Despite the name, this book isn't really "how to make friends", where we would expect some generic answer like "get outside, talk more, etc". A correct answer, but about as effective as saying that the way to master boxing is to punch harder and faster.

The book itself is extremely well written. All chapters end with a memorable principle, all principles are regrouped in 4 different parts, and each chapter simply consists of introducing the principle through a dozen examples to really illustrate how to use it. I wish every book was written this way as it makes it extremely easy to remember the lessons.

HTWFAIP is more of a sales book than a social skills book, and the two intertwine in many ways. It teaches the fundamentals in interacting with people that, despite being desperately needed, nobody explicitly teaches.

Even if you're an extrovert and far from a loner, I still recommend reading it, as even if you understand most of the principles intuitively, it will help to see them written and make you evaluate whether you are using them effectively.

And, like any good book, you have to re-read it periodically (the book itself tells you to do this), as those principles are so alien and counter-intuitive to what we usually do that we have to periodically refresh our mind to not fall back into old habits. Study that book like it's for a college final exam, until you deeply understand it and are applying all principles in your life.

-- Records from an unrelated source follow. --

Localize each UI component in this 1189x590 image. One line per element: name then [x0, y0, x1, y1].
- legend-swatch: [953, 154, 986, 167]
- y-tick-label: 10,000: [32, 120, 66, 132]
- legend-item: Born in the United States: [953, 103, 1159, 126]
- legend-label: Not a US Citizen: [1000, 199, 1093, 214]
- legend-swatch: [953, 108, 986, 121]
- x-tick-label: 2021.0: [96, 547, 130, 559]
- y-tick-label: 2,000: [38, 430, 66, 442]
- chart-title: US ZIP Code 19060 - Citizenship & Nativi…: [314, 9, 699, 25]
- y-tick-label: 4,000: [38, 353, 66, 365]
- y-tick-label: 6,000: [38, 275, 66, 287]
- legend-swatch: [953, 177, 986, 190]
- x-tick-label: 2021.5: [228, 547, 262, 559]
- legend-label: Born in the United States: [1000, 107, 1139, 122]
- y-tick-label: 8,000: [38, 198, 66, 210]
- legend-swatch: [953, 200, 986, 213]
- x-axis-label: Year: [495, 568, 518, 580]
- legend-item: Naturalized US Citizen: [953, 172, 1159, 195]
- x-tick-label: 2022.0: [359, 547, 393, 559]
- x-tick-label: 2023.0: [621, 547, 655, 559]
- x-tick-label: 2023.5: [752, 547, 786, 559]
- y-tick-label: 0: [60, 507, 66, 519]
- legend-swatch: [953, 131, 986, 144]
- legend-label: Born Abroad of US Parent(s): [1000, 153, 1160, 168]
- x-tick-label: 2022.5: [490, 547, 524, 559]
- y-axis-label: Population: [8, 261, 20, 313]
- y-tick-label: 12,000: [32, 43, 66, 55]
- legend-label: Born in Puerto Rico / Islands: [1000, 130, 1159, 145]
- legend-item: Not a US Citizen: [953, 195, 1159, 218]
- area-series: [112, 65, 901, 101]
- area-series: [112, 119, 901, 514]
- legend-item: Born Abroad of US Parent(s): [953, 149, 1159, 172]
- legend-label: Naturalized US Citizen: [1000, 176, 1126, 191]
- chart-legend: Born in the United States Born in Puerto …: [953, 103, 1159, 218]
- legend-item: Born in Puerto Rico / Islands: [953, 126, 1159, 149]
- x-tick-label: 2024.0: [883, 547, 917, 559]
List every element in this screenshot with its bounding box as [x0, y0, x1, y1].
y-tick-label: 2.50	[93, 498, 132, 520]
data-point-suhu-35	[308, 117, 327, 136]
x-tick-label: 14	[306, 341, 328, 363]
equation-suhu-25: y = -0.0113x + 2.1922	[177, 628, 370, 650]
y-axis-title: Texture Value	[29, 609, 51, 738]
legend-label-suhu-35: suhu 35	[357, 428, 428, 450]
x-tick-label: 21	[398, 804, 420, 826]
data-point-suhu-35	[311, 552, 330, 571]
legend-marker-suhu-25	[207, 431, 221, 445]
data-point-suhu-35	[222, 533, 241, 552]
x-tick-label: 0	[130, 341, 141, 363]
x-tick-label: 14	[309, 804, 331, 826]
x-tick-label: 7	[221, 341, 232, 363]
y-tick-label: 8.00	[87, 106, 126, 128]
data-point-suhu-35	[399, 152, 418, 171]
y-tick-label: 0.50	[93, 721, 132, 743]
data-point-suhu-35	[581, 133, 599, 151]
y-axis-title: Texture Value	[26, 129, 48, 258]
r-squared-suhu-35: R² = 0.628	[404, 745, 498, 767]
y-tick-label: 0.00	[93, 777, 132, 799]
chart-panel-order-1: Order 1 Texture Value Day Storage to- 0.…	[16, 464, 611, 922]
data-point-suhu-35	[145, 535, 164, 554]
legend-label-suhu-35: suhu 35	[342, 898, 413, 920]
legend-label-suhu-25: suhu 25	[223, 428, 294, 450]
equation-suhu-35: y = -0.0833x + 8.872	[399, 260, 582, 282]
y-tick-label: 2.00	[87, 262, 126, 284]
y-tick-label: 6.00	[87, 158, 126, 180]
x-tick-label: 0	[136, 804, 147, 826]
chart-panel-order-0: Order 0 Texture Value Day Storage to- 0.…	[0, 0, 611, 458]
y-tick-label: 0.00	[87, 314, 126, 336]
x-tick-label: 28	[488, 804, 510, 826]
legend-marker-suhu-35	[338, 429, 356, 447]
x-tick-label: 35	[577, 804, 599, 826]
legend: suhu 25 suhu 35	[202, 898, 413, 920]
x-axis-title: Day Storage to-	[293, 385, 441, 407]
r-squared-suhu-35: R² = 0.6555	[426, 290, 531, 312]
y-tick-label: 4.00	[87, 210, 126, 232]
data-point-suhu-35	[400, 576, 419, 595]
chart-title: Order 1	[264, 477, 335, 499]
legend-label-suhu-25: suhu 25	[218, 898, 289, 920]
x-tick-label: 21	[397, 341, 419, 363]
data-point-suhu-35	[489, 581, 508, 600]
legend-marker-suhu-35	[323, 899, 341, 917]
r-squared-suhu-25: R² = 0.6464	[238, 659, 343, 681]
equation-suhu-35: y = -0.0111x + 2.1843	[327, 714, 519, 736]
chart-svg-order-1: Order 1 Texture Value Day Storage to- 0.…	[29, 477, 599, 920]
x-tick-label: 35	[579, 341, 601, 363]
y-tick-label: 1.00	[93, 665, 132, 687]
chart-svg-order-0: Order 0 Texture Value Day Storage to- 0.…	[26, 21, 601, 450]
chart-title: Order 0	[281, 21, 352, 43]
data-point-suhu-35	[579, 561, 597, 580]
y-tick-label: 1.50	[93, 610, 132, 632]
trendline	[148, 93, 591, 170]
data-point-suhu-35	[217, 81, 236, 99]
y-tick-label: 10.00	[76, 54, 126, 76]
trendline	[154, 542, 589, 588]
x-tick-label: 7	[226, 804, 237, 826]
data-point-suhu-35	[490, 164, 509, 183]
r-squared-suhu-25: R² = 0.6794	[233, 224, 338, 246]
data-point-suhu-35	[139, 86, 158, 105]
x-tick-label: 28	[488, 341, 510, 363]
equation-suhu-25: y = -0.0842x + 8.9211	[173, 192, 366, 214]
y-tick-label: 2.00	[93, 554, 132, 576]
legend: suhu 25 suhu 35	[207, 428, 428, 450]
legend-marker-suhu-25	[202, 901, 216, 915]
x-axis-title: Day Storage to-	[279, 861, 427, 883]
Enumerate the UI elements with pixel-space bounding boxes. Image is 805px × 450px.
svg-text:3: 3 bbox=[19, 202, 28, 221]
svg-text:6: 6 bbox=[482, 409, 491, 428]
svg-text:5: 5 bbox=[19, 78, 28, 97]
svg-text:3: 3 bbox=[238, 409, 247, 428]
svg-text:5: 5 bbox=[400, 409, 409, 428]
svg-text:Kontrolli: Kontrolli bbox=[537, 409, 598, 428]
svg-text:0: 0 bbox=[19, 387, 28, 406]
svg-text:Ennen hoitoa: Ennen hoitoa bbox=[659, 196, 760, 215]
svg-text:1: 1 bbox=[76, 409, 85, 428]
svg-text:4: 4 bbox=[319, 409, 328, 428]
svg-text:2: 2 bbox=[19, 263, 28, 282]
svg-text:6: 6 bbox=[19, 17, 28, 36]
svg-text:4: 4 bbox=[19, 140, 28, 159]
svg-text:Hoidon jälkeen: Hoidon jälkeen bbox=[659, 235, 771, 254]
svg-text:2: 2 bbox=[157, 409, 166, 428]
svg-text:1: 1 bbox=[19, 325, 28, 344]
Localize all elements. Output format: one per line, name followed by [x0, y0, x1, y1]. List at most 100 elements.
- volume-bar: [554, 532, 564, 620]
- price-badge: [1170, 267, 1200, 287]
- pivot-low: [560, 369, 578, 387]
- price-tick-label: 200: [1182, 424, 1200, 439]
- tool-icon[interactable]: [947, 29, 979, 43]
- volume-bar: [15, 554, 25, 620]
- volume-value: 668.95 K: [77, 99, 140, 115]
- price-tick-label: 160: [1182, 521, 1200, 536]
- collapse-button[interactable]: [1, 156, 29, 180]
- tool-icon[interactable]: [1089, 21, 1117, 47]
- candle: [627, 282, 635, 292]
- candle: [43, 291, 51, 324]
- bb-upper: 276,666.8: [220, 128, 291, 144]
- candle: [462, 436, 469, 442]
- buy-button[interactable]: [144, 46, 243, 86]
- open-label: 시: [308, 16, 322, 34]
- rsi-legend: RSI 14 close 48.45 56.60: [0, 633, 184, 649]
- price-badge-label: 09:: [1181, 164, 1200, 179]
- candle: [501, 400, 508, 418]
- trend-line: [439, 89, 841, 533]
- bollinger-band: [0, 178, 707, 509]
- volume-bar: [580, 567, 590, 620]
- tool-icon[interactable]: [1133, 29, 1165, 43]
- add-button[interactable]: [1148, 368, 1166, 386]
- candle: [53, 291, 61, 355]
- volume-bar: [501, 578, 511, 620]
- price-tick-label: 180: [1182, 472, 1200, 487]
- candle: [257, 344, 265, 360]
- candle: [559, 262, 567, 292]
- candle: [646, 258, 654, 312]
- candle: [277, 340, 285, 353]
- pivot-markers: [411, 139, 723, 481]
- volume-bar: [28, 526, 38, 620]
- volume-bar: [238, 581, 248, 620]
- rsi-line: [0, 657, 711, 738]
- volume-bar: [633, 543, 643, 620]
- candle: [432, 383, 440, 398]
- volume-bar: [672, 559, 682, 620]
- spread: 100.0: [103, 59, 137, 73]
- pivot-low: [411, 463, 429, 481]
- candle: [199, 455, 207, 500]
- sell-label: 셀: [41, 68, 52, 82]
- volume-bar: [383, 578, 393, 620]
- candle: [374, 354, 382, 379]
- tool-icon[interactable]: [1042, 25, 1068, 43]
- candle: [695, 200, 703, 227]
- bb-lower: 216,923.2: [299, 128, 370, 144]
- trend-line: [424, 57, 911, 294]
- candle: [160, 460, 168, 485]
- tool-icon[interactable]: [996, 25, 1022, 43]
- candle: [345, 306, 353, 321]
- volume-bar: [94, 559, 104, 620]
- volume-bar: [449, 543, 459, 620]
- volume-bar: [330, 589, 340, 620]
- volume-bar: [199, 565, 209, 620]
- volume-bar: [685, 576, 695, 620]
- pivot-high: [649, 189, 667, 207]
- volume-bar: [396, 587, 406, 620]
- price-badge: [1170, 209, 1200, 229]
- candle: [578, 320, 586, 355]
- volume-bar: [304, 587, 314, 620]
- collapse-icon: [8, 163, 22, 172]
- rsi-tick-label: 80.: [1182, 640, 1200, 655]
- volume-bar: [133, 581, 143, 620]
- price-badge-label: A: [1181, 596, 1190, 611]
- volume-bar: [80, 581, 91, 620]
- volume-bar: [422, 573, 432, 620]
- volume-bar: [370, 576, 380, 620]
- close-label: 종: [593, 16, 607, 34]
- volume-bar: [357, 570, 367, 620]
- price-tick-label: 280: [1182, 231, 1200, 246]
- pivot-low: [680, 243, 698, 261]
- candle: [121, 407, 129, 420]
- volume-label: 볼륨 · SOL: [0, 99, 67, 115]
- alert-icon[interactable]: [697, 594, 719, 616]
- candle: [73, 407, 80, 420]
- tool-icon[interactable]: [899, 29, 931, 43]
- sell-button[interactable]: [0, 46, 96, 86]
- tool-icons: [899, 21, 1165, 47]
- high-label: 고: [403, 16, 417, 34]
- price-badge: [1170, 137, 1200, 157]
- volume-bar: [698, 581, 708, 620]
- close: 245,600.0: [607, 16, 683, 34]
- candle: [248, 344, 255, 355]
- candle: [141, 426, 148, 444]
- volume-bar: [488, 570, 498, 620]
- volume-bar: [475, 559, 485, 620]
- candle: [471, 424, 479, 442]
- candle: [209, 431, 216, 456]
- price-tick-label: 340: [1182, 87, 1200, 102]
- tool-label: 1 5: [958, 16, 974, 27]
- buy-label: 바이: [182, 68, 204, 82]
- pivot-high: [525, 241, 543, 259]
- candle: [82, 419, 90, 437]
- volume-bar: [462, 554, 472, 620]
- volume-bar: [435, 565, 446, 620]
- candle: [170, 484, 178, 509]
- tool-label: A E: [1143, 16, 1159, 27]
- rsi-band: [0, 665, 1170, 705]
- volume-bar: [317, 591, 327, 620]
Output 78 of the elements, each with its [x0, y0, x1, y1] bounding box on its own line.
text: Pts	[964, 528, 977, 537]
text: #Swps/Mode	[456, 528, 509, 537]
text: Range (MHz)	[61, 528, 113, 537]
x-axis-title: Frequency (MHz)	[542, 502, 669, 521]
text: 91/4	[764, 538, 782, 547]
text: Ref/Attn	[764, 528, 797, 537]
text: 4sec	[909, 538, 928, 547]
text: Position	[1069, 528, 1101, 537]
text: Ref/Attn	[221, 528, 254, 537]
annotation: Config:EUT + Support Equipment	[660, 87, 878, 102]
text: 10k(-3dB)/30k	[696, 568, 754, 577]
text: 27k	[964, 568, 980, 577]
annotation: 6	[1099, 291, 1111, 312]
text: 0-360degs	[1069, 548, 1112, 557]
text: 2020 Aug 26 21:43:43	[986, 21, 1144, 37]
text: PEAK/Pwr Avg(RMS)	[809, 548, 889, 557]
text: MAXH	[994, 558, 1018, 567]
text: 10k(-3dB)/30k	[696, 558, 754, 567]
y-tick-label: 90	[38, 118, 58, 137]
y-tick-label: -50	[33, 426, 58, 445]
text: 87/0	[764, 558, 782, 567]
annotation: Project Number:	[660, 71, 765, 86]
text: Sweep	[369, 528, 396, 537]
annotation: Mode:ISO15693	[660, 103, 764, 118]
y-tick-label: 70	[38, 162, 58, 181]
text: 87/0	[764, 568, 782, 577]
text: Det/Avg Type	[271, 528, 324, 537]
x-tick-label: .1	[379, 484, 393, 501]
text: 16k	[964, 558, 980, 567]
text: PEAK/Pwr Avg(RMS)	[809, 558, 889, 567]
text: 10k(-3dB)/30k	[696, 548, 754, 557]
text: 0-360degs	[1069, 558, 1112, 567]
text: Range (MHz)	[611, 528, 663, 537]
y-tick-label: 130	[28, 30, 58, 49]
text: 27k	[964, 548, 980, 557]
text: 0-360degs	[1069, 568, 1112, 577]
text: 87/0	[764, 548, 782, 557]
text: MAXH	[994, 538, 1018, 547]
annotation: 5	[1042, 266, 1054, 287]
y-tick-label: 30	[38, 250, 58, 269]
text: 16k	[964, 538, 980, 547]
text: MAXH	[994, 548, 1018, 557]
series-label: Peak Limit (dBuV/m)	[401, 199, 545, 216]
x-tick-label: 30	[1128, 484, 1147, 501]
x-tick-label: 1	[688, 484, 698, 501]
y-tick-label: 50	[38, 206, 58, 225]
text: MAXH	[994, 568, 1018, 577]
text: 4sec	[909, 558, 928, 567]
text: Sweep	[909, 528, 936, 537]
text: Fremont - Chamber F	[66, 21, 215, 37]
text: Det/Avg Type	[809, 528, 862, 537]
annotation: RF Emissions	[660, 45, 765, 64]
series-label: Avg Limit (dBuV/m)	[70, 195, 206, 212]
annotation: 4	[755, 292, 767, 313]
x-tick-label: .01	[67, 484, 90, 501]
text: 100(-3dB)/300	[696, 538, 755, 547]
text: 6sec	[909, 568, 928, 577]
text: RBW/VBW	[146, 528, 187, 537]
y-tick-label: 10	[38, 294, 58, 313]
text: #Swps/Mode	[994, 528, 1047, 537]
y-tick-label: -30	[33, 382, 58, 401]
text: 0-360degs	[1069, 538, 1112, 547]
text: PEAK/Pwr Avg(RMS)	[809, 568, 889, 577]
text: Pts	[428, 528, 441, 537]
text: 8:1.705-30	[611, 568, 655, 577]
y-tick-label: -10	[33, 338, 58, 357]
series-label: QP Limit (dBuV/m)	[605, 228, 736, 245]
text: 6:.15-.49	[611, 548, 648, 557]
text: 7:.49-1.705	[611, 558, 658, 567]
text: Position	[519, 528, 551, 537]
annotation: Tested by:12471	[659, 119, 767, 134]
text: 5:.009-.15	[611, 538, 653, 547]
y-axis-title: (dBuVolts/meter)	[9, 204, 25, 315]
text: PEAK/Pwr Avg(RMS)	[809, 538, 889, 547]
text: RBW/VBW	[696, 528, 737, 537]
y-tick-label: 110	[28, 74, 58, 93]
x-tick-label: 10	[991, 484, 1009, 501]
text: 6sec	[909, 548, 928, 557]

Last, I'd like to repeat the book's emphasis that this isn't a "bag of tricks". You shouldn't become a psychopath. Instead, simply view this as the way to achieve what we innately crave most: deep relationships with other people.

So far, applying those principles helped me, and it will probably help you too, just like it helped millions of other readers.

The Millionaire Fastlane

A very good book to change your mindset on wealth, and how the "save yourself rich" mindset doesn't even work in the end because inflation makes your money worthless.

The book distinguishes between the "sidewalk" (mismanaging your money), the "slow lane" (saving every penny to get rich) and the "fast lane" (what you actually want).

It further emphasizes that you can't just run any business to get rich; businesses have to follow certain principles. Many people start a bakery or a coffee shop, then end up shackled by their business. But you can't become a millionaire with a bakery; you can, however, become a millionaire with an agency or a SaaS. MJ DeMarco practices what he preaches, as he got rich from selling his software.

Not much re-read value compared to the previous books mentioned, but still a very good read if you haven't got the right mindset about money yet.

Attached

The concept of attachment styles was discovered decades ago during studies about how children relate to their parents, but it was only relatively recently that it was discovered that it also applies to romantic relationships. In fact, studies suggest that the way we relate to our parents will have a lot of impact on the way we relate to our partner.

Therefore, this book is to me a must-read regarding relationships; either to find out your own attachment style and how to prevent it, or to know when you're dating someone with an anxious or avoidant attachment style and how to deal with it.

Because few people have a secure attachment style, this book will very likely give you valuable insights regarding the psychology of relationships.